The making of the King James Bible
Condensed from The Economist book review

Published 1611, The King James Bible was the result of King James' dream of bridging through the Bible his kingdom's religious divides.

The king brought in disparate teams of translators, members from the Church of England Episcopalians ( Fond of pomp and ceremony in the Church) and from among the Puritans ( Who abhorred pomp and wanted to live by the Word alone) . These men were grouped into six teams, or “companies”, and were based at Oxford, Cambridge and Westminster.

The translated text was written in the left-hand column only of a large ledger, the right-hand kept blank for comments and improvements. In this fashion, working more like a team of accountants than the devisers of a national treasure, the translators put the new text together.

The personalities of the men colored the translations.Laurence Chaderton, a Puritan who translated the “Song of Songs”, was moved by memories of the lovely boy he had a crush on. Among the translators of Genesis was a man who had been to the West Indies,who filled his descriptions of Eden with memories of the parrots and forests of Dominica.

One translator, Samuel Ward, left a diary recording his struggles with sin. As a Puritan , he was bound to a regime of sermons and chapel-going. But his thoughts wandered rather freely to adultery and gluttony.

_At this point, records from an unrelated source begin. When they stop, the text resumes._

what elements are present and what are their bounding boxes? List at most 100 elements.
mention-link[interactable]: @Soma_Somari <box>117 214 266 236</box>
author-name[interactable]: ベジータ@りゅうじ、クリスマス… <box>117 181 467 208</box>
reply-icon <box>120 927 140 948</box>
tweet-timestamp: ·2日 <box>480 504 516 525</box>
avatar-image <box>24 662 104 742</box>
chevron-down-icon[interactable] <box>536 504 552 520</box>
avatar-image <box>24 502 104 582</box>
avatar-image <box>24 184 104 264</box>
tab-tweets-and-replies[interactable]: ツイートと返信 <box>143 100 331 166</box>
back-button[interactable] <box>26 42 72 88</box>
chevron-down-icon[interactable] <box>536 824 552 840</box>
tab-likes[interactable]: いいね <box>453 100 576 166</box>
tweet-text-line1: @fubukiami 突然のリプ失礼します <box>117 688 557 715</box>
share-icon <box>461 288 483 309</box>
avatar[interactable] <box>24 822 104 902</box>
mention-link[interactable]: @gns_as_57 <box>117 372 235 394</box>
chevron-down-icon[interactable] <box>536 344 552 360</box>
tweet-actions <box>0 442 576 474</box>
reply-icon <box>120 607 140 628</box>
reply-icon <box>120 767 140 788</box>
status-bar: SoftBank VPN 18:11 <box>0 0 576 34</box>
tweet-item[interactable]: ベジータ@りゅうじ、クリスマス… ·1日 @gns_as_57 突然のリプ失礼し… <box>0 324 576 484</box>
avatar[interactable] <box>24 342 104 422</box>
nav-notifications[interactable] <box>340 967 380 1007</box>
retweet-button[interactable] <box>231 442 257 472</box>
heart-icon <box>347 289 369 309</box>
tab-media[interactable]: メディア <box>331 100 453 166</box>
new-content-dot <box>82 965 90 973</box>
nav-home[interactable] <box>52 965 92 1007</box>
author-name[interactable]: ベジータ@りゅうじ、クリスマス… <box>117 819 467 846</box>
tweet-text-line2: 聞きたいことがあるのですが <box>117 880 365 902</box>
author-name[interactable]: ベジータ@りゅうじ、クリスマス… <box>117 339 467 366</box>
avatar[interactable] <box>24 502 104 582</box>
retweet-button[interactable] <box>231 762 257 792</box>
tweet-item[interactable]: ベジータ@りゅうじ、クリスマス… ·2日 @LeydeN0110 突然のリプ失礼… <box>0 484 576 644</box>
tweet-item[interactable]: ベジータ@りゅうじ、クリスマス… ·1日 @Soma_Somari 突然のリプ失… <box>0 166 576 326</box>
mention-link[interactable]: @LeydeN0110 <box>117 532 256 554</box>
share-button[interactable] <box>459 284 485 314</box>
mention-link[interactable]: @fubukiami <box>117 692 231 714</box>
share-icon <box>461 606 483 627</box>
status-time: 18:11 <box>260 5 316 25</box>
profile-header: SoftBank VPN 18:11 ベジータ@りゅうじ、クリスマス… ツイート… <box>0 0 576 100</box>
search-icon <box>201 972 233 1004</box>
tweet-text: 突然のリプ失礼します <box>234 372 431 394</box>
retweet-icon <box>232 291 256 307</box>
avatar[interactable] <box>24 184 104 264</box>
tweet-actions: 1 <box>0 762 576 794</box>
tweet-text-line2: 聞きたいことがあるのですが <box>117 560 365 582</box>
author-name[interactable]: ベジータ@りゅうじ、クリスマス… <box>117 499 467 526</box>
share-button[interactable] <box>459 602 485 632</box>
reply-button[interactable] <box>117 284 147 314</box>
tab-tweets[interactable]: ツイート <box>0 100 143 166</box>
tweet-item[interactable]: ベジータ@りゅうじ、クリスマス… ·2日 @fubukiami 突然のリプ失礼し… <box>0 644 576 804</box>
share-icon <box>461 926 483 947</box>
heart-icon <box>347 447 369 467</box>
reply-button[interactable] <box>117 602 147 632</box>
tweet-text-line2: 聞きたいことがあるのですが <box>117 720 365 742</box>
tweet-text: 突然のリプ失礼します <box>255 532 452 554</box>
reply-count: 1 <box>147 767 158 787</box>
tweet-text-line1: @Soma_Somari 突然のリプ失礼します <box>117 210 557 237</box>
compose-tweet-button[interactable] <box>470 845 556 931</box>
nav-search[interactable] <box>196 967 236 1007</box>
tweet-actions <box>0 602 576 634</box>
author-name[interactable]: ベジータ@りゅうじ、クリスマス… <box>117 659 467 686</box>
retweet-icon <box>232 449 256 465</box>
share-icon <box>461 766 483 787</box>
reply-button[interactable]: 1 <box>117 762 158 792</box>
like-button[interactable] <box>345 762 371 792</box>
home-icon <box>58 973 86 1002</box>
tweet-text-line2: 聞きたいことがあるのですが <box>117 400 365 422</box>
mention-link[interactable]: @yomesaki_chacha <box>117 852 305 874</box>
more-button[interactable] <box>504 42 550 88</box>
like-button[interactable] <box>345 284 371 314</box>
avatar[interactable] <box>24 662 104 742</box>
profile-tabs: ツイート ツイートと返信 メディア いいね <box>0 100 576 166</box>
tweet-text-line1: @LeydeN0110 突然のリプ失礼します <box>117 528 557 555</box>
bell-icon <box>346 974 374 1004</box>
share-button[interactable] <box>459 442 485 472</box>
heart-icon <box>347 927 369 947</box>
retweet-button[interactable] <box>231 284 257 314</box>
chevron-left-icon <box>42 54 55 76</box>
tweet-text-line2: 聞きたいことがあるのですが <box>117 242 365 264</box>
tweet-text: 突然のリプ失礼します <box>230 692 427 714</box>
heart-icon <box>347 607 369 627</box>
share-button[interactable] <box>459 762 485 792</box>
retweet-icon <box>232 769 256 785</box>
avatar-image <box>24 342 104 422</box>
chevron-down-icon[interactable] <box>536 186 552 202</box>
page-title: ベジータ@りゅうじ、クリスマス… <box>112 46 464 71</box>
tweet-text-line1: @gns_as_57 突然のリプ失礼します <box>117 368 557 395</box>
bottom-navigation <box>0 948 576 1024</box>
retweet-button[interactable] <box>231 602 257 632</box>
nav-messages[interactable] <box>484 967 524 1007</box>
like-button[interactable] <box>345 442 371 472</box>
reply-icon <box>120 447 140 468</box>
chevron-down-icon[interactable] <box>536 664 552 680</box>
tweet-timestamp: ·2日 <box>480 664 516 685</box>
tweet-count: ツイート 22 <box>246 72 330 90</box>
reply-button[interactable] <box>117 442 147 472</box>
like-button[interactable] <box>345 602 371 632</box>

The Calvinist Geneva Bible of the 1550s records the second verse of Genesis as :

And the earth was without form and void, and darkness was upon the deep, and the Spirit of God moved upon the waters.

King James's translators change it as:

And the earth was without form, and void, and the darkness was upon the face of the deep: and the Spirit of God moved upon the face of the waters.

The comma after “form” and the colon after “deep” heighten the drama of the empty stage on which creation is about to occur. But the masterstroke lies in “the face of the deep” and “the face of the waters”, phrases by which the almost human elements appear to be responding to the touch of God.

When the newly translated texts arrived, each team would sit and listen as the words were read to them. Their child-like attention was vitally important. This Bible was meant, above all, to be read out and heard; euphony, its governing principle, is also the secret of its abiding power.